Philip Heylen, schepen; Serge Muyters, korpschef

Secretaris

Roel Verhaert, stadssecretaris

Voorzitter

Bart De Wever, burgemeester
2016_CBS_01541 - Fondsen. Eurodesk - Deelname Europese oproep Urban Innovative Actions - Goedkeuring 2016_CBS_01541 - Fondsen. Eurodesk - Deelname Europese oproep Urban Innovative Actions - Goedkeuring

Motivering

Gekoppelde besluiten

Algemene financiële opmerkingen

Bij goedkeuring van het projectvoorstel zal OCMW Antwerpen instaan voor de projectopvolging, alsook voor de uitgaven die met de vervolgtrajecten gepaard gaan. De nodige budgetten (zowel ontvangsten als uitgaven, inclusief cofinanciering) worden door het OCMW voorzien bij budgetopmaak 2017 of budgetwijziging 2017.

Aanleiding en context

In juni 2015 werd door de Europese Commissie (Directoraal-Generaal voor Regionaal Beleid en Stadsontwikkeling) een nieuw subsidiekanaal voor stedelijke innovatie aangekondigd: Urban Innovative Actions. Op 16 september 2015 (jaarnummer 408) nam het managementteam kennis van dit nieuwe kanaal. 

Met de lancering van de Urban Innovative Actions wil de Europese Commissie meer budgettaire ruimte creëren voor innovatieve oplossingen voor stedelijke problematieken, om te experimenteren dus. In de periode 2015-2020 wordt in totaal 371 miljoen euro gereserveerd voor innovatieve projecten. Per jaarlijkse oproep zal er dus meer dan 60 miljoen euro aan subsidies beschikbaar zijn. De maximale subsidie voor één project bedraagt 5 miljoen euro.
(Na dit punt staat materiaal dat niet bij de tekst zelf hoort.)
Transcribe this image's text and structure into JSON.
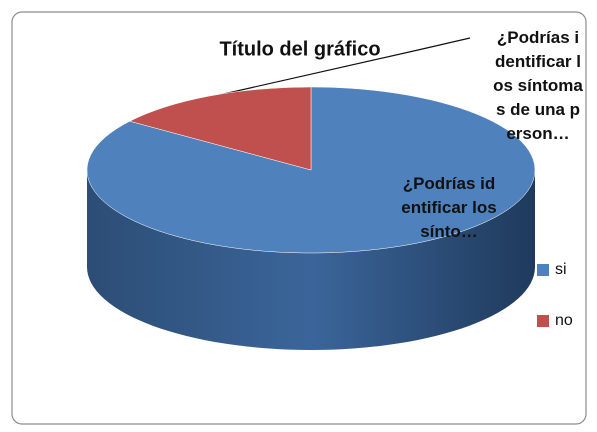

Subsidiepercentage is maximaal 80%, en aldus is er nood aan minstens 20% stedelijke cofinanciering. Steden of stedelijke gebieden met minimum 50.000 inwoners kunnen voorstellen indienen. De looptijd van een project bedraagt 4 jaar: 3 jaar implementatie en 1 jaar disseminatie.
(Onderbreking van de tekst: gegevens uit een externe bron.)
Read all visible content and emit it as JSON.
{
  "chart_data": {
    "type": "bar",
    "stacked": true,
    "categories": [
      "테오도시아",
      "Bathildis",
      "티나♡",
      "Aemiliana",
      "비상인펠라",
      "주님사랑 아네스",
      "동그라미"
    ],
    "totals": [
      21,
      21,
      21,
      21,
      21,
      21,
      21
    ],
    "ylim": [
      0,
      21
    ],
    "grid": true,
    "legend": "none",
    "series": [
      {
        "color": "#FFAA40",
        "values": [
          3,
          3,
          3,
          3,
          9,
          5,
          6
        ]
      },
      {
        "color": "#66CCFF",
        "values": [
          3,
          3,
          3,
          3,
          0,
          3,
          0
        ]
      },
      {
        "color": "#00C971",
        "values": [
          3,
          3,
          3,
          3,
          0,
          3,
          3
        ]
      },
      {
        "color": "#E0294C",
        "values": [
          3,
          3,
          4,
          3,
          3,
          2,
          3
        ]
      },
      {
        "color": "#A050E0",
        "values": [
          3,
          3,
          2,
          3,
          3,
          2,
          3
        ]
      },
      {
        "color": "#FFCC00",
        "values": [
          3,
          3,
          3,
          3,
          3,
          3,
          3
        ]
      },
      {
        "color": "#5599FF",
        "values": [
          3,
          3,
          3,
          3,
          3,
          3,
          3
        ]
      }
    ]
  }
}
De Commissie benadrukt dat 'normale' projecten geen kans maken. Enkel projectvoorstellen die creatief en ambitieus zijn, en waarvan andere steden onder de indruk zullen zijn, komen in aanmerking voor subsidiëring. De selectiecriteria zijn de volgende:

  • innovatief karakter (op Europese schaal);
  • kwaliteit van het project;
  • partnerschap met de nodige stakeholders (kennisinstellingen, ondernemingen, maatschappelijk middenveld, en andere overheden);
  • meetbaarheid van de resultaten;
  • overdraagbaarheid van de oplossingen (naar andere steden).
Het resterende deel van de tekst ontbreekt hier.